Scientific classification
- Kingdom: Animalia
- Phylum: Chordata
- Class: Actinopterygii
- Order: Siluriformes
- Superfamily: Sisoroidea
- Families: Akysidae Amblycipitidae (Aspredinidae) Erethistidae Sisoridae

= Sisoroidea =

Superfamily of fishes

Sisoroidea is a superfamily of catfishes (order Siluriformes). It contains the four families Amblycipitidae, Akysidae, Sisoridae, and Erethistidae; many sources also include Aspredinidae. With Aspredinidae, this superfamily includes about 42 genera and 230 species.

==Taxonomy==
Sisoroidea is sister to the Loricarioidea. The monophyly of this superfamily is supported by a number of morphological characters. Amblycipitidae is the most basal family and is sister to the remaining families. Based on morphological data, Erethistidae is the sister group to Aspredinidae, with Sisoridae being the sister group of the clade formed by these two families.
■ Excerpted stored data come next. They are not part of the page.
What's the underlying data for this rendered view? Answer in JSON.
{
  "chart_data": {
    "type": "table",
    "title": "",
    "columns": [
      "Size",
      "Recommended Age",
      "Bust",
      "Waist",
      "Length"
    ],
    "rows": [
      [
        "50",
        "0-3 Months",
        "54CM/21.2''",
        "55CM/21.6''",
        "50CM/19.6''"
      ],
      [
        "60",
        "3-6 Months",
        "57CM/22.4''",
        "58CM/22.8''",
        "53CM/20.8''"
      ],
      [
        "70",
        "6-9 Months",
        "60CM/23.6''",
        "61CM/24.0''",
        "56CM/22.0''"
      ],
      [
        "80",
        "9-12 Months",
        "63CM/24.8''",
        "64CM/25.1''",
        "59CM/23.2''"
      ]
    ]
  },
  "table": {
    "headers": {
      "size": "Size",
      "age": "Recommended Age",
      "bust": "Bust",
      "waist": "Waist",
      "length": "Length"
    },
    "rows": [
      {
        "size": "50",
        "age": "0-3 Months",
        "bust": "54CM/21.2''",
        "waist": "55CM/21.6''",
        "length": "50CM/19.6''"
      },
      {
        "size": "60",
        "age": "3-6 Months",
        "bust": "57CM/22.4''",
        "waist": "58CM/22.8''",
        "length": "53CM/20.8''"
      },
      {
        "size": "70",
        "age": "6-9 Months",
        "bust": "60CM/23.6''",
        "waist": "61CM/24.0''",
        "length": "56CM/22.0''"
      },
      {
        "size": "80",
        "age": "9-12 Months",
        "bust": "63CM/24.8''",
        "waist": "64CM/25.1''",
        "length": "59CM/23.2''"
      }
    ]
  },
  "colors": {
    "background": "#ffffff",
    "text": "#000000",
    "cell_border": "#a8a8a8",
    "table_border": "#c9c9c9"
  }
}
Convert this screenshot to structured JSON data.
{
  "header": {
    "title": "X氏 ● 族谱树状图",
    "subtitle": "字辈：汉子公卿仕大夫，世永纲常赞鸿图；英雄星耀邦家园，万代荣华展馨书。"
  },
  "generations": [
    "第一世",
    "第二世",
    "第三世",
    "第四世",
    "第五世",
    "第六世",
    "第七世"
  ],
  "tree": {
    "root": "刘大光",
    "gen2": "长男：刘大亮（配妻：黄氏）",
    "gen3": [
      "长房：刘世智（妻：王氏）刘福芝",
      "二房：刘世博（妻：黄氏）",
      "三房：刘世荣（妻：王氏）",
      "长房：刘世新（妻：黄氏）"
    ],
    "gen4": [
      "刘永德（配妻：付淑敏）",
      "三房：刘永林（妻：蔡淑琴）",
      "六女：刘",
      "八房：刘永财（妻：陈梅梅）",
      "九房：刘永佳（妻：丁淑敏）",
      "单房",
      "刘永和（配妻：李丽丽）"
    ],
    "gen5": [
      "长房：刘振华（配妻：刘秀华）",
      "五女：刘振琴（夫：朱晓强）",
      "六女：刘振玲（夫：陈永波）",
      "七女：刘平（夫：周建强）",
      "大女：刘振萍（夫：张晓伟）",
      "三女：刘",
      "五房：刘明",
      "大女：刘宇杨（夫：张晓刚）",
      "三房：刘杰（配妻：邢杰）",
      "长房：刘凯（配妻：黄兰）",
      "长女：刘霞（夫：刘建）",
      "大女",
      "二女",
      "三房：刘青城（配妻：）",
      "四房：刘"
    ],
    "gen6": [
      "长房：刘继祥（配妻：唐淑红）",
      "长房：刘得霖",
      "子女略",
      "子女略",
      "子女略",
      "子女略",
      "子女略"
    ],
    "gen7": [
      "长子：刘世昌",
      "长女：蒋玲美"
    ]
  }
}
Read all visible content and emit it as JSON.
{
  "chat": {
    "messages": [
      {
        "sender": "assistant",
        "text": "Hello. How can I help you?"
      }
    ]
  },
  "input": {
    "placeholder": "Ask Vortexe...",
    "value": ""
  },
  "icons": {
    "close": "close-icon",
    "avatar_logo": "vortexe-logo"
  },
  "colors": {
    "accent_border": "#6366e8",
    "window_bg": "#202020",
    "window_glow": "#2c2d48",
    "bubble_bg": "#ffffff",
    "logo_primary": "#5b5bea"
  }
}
However, it has been proposed to move the erethistid genera back into Sisoridae. Also, some authors have removed Aspredinidae from Sisoroidea, having found it to be more closely related to Doradoidea (Doradidae, Auchenipteridae, and possibly Mochokidae) with morphological and molecular evidence.

==Distribution==
Sisoroidea includes almost exclusively Asiatic catfish families with the exception of Aspredinidae, which is native to South America.